Sequoia Financial defends adviser action on Shield, First Guardian
CEO Garry Crole says the firm took action early, but it only formally cut ties with the advisers in recent months.
Sequoia Financial has defended its dealings with the advisers who pumped clients into Shield and First Guardian, saying it took action early and well before the corporate regulator had any concerns about the now-failed funds.
ASX-listed Sequoia is the parent company of Interprac Financial Planning, which licensed three of the advice firms caught up in the Shield and First Guardian scandals.
Chief executive Garry Crole said new business from the advisers, including Ferras Merhi’s Venture Egg and Reilly Financial, ceased in December 2023, with Interprac concerned at the time about the high volumes of client money flowing into the funds.
“We stopped all new business completely on those platforms, not because we knew there was an issue, but because what we recognised was some of the advisers within the network looked to be having a higher allocation to funds that had less than five years track record and we wanted to know more about,” Mr Crole said on Thursday.
“Venture Egg and Riley Financial were placed on compliance vetting in as early as December 2023. That effectively ceased all new business from them at that particular time,” he said.
The Shield Master Fund and First Guardian Master Fund were managed investment schemes that collapsed in the last 12 months, triggering ASIC investigations into alleged mishandling of a combined $1bn in investor money, much of it now feared lost.
“We were very, very early, and that was well before ASIC or the regulators or any parties felt that there was an issue with Shield or First Guardian,” Mr Crole said.
The corporate regulator put a freeze on investor fund flows into Shield in February 2024 but had been surveilling the fund since at least mid-2023.
An investigation by The Australian revealed in July how InterPrac ordered all client inflows into First Guardian and Shield funds to cease in July 2023 but removed the suspension on First Guardian two months later.
Mr Merhi and his advisers were responsible for more than 6000 of the total 12000 clients put into the two funds over a two-year period, The Australian understands. In that time, he was paid tens of millions of dollars by First Guardian to market the fund to new investors, the regulator alleges.
InterPrac only formally cut ties with Venture Egg in late May and with Reilly Financial this month.
Mr Crole made no mention of the third InterPrac-licensed fund involved, Miller Wealth, which moved $50m of clients’ money into First Guardian over the space of a month in early 2022, as revealed earlier in August by The Australian.

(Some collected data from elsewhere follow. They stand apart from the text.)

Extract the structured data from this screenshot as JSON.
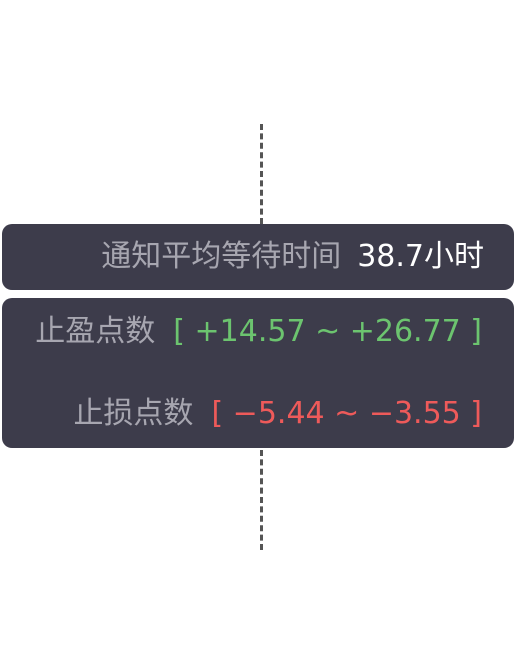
{
  "time_card": {
    "label": "通知平均等待时间",
    "value": "38.7小时"
  },
  "take_profit": {
    "label": "止盈点数",
    "range": "[ +14.57 ~ +26.77 ]"
  },
  "stop_loss": {
    "label": "止损点数",
    "range": "[ −5.44 ~ −3.55 ]"
  },
  "colors": {
    "card_bg": "#3d3c4b",
    "label": "#a7a6b0",
    "value": "#ffffff",
    "profit": "#6cc46f",
    "loss": "#ee5a5a"
  }
}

Mr Crole also left out how InterPrac has challenged the Australian Financial Complaints Authority’s jurisdiction in these cases and disputed that poor advice was given to clients, also revealed by The Australian this month.
He said the firm was supporting clients involved.
“We empathise with the clients who have investments on platforms within Shield and First Guardian. Clearly, it’s not something that we saw coming … it is our belief that there’s protection under APRA-regulated superannuation funds that we are looking to discuss with those members.”
Super trustees including Macquarie, Equity Trustees, Netwealth and Diversa gave the go-ahead for Shield and First Guardian to be placed on their platforms, which are used by advisers to invest client money.
ASIC this week launched court action against one of the super trustees, Equity Trustees, for alleged due diligence failures that allowed $160m to flow into the now-collapsed Shield Master Fund in the space of just a few months.
Macquarie is bracing to be next in ASIC’s firing line.
But investors hoping to take action against the super trustees through AFCA, the complaints ombudsman, are likely to be left disappointed. AFCA has already been knocking back such claims against the trustees, telling affected investors its rules prohibit it from investigating management of a fund, including due diligence.
“We are aware there are many individuals concerned about how to access redress in relation to the First Guardian and Shield Master Fund collapses. We are continuing to look at this situation, and we are engaging with relevant regulators about actions they are taking,” an AFCA spokesperson said.
“This is a complex situation due to the many entities involved, the corporate structures and interrelationships between some of these entities, and their respective responsibilities and obligations to the consumers they served.”